A sessão da Assembleia Legislativa de São Paulo de hoje foi encerrada sem que o Projeto de Lei 31/2018, que tem como objetivo proibir a exportação de gado vivo para fins de abate no estado de São Paulo, fosse votado.

A votação estava marcada, inicialmente, para às 16h30. Depois, foi aprovada a prorrogação da sessão, mas não teve jeito: vários deputados usaram seu tempo de fala para discutir outros assuntos, de forma a obstruir a pauta do dia.

Faltando seis minutos para encerrar a prorrogação, a deputada Célia Leão (PSDB-SP) solicitou que os deputados listados cedessem seu tempo de fala, dizendo-se confiante de que seria possível votar os projetos faltantes se todos colaborassem.

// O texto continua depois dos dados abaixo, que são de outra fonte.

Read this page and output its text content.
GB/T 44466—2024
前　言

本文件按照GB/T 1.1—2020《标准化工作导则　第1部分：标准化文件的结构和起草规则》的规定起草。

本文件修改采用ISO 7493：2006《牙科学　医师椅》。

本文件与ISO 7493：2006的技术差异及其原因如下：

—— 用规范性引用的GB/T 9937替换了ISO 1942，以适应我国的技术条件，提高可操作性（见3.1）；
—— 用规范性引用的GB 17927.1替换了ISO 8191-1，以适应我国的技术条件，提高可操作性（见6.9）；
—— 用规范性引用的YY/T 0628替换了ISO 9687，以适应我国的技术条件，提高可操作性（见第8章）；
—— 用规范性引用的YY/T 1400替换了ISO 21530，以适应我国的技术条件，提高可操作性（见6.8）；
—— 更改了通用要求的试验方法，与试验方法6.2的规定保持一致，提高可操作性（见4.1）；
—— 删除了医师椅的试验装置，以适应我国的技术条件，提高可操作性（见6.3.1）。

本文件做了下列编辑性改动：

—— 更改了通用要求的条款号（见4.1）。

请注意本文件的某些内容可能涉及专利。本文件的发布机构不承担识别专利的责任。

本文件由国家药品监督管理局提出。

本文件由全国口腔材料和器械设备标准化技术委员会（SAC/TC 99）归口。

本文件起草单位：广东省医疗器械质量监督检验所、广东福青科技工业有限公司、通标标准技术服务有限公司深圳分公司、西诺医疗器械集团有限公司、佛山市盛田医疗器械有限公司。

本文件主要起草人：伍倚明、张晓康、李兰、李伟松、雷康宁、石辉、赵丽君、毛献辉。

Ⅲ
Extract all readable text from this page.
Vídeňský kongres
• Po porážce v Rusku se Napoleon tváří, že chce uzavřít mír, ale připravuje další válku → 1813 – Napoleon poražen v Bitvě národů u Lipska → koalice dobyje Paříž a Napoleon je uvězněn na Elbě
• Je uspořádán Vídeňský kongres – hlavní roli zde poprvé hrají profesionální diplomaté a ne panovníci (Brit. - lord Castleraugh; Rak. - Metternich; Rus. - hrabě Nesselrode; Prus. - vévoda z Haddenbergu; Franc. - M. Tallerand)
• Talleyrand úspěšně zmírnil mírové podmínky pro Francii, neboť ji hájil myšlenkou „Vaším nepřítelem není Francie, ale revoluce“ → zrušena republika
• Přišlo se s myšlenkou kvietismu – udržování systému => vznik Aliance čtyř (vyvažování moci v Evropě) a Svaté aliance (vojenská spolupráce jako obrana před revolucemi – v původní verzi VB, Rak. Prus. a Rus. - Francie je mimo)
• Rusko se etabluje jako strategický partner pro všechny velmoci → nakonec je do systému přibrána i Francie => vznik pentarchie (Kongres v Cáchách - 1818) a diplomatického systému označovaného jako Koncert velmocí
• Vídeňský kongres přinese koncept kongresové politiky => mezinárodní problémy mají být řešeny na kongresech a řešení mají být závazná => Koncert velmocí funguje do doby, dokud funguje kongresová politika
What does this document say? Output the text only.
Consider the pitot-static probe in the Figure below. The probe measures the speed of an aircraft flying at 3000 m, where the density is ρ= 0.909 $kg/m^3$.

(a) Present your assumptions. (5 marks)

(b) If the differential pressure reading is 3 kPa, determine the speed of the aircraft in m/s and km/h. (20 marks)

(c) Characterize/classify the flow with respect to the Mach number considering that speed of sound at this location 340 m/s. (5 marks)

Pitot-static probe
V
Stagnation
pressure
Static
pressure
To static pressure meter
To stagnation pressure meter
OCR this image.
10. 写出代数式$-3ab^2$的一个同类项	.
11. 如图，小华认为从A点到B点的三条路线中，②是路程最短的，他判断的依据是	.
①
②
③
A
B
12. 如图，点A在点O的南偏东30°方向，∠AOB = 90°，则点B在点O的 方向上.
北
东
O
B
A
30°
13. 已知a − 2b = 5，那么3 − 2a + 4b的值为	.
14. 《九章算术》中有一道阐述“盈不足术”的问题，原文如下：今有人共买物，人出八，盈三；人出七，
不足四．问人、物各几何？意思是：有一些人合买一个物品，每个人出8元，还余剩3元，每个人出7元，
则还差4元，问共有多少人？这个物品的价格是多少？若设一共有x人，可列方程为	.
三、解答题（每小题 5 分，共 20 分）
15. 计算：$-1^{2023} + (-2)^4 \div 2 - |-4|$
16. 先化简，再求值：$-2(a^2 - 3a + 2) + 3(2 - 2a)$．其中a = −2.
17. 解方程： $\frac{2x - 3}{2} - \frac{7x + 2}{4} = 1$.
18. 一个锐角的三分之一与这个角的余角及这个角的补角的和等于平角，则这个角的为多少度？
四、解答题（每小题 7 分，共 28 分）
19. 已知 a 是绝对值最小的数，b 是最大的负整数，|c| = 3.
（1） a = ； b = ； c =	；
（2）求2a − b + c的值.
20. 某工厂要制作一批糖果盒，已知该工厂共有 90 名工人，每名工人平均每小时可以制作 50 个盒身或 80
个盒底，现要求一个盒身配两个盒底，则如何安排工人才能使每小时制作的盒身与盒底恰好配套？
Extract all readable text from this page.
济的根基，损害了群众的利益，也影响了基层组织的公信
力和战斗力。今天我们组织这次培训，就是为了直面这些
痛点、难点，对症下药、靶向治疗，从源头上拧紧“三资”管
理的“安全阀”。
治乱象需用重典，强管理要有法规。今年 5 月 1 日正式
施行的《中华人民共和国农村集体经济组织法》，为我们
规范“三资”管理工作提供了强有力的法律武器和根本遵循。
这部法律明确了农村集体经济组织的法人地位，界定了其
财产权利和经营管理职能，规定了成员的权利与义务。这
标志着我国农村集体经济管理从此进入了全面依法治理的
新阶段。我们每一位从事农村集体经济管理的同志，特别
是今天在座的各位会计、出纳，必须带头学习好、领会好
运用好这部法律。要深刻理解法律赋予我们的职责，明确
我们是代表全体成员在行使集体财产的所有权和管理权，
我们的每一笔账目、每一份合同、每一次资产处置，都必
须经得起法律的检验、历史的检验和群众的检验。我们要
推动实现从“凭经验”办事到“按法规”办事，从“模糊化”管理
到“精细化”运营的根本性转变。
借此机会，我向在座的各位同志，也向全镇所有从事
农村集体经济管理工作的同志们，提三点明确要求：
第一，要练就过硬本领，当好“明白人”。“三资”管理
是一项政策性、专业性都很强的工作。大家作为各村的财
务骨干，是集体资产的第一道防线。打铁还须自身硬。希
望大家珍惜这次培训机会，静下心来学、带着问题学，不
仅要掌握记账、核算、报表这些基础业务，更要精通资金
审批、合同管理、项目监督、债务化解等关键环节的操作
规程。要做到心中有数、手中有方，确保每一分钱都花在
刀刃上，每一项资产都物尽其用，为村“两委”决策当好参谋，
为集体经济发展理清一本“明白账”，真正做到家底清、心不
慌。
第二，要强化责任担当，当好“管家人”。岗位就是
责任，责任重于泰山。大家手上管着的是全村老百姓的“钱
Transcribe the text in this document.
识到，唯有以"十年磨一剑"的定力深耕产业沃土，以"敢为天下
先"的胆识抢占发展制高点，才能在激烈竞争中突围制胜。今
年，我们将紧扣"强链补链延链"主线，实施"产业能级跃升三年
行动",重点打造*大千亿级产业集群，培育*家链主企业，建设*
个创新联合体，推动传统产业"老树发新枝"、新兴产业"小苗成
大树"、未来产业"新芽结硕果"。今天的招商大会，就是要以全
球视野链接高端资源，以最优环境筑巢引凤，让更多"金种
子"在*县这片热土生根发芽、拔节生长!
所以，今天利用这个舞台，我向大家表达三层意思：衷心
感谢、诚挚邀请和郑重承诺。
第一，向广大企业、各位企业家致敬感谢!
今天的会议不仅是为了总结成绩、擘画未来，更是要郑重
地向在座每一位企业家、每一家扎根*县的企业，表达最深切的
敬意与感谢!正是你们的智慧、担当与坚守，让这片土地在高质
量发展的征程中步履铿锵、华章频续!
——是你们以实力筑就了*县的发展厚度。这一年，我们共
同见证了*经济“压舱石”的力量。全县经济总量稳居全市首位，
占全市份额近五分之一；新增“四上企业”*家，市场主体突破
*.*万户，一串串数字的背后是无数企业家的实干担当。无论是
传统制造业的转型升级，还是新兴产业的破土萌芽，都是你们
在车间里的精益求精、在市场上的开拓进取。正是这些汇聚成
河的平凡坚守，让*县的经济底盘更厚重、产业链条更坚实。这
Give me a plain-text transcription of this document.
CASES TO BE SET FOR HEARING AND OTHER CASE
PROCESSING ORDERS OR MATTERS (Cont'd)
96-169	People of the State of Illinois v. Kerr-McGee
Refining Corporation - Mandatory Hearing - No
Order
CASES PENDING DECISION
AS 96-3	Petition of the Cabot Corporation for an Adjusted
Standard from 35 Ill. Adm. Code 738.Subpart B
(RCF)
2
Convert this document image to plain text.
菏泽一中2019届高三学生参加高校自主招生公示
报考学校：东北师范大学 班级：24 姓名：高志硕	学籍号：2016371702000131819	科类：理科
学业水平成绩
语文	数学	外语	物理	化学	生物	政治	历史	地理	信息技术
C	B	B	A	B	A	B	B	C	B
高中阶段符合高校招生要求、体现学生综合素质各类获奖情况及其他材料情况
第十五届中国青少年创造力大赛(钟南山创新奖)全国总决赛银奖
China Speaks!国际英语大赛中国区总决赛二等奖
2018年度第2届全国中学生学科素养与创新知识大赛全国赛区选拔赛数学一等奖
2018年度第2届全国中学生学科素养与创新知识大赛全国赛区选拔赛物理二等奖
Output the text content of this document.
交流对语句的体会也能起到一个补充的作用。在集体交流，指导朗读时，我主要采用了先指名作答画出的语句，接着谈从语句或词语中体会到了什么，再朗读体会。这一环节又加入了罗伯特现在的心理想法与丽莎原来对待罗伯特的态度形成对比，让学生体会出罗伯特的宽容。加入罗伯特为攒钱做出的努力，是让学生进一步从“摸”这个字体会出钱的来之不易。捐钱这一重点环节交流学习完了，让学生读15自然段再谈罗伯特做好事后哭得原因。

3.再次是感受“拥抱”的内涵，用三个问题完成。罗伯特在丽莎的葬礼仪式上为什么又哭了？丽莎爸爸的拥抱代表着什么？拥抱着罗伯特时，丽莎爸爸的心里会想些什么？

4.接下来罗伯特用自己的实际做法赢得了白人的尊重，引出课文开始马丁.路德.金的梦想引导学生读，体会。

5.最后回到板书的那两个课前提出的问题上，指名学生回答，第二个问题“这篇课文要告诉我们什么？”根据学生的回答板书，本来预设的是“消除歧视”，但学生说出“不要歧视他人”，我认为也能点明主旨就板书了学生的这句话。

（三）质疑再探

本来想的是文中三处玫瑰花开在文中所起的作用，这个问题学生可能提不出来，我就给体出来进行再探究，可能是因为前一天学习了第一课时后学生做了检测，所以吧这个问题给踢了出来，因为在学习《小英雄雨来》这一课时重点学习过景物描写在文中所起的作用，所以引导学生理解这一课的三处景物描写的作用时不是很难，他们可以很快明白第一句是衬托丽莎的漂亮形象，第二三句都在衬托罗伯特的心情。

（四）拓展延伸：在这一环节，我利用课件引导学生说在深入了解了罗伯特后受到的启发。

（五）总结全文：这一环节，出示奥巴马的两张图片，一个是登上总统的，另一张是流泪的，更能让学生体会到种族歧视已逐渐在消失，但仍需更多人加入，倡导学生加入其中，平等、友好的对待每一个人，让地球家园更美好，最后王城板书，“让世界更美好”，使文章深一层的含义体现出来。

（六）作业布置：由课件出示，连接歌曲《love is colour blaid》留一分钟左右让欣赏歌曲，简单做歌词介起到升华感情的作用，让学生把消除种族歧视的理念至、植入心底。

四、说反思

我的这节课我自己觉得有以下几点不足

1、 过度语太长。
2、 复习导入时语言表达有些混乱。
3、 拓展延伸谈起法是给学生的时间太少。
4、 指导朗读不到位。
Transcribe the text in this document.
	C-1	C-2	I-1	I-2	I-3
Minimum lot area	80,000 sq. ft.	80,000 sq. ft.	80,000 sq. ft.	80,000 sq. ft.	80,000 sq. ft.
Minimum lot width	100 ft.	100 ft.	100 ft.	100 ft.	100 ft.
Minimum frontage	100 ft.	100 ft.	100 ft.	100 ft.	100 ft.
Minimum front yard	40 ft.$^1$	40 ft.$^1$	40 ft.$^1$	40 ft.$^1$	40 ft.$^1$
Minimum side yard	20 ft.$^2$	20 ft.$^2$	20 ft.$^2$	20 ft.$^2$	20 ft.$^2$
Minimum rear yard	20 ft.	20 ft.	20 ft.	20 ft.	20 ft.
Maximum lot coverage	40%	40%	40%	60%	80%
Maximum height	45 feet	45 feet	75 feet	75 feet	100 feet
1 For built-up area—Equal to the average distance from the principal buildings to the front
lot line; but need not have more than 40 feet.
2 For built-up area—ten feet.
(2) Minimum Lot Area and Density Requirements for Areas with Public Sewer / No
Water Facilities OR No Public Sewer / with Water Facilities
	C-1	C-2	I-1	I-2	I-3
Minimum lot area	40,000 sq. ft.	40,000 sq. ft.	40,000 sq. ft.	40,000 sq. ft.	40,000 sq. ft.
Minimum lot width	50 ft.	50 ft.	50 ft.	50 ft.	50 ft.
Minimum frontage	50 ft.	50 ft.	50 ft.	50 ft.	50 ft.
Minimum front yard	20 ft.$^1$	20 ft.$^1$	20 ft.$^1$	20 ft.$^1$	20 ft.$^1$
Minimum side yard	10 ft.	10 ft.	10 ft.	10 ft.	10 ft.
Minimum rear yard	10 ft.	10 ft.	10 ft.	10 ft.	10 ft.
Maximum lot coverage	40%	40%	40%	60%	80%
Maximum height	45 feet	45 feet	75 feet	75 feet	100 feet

A ideia, no entanto, não foi aceita pelo deputado Wellington Moura (PRB-SP) que, apesar de ter contado que protocolou um requerimento para a criação do dia do vegano todo 1º de novembro, optou por não ceder seu tempo para viabilizar a votação e continuou falando sobre a construção de uma ponte.

A sessão foi encerrada às 21h30 sem que o PL tenha sido votado, o que causou furor de dezenas de ativistas que estavam na Alesp desde o início da tarde para acompanhar a sessão.

O autor do projeto, Feliciano Filho (PRP-SP), ressaltou a falta de lealdade dos deputados que se comprometeram a votar a favor da proibição, mas gastaram o tempo para impedir a tramitação do PL.

"O governador anunciou que sancionaria o projeto, mas colocou toda a sua base aliada para obstruir a votação", criticou o deputado João Paulo Rillo (Psol-SP), em uma das últimas falas da noite.

As pautas remanescentes da sessão de hoje deverão ser discutidas na próxima sessão, que deve se realizar na semana que vem.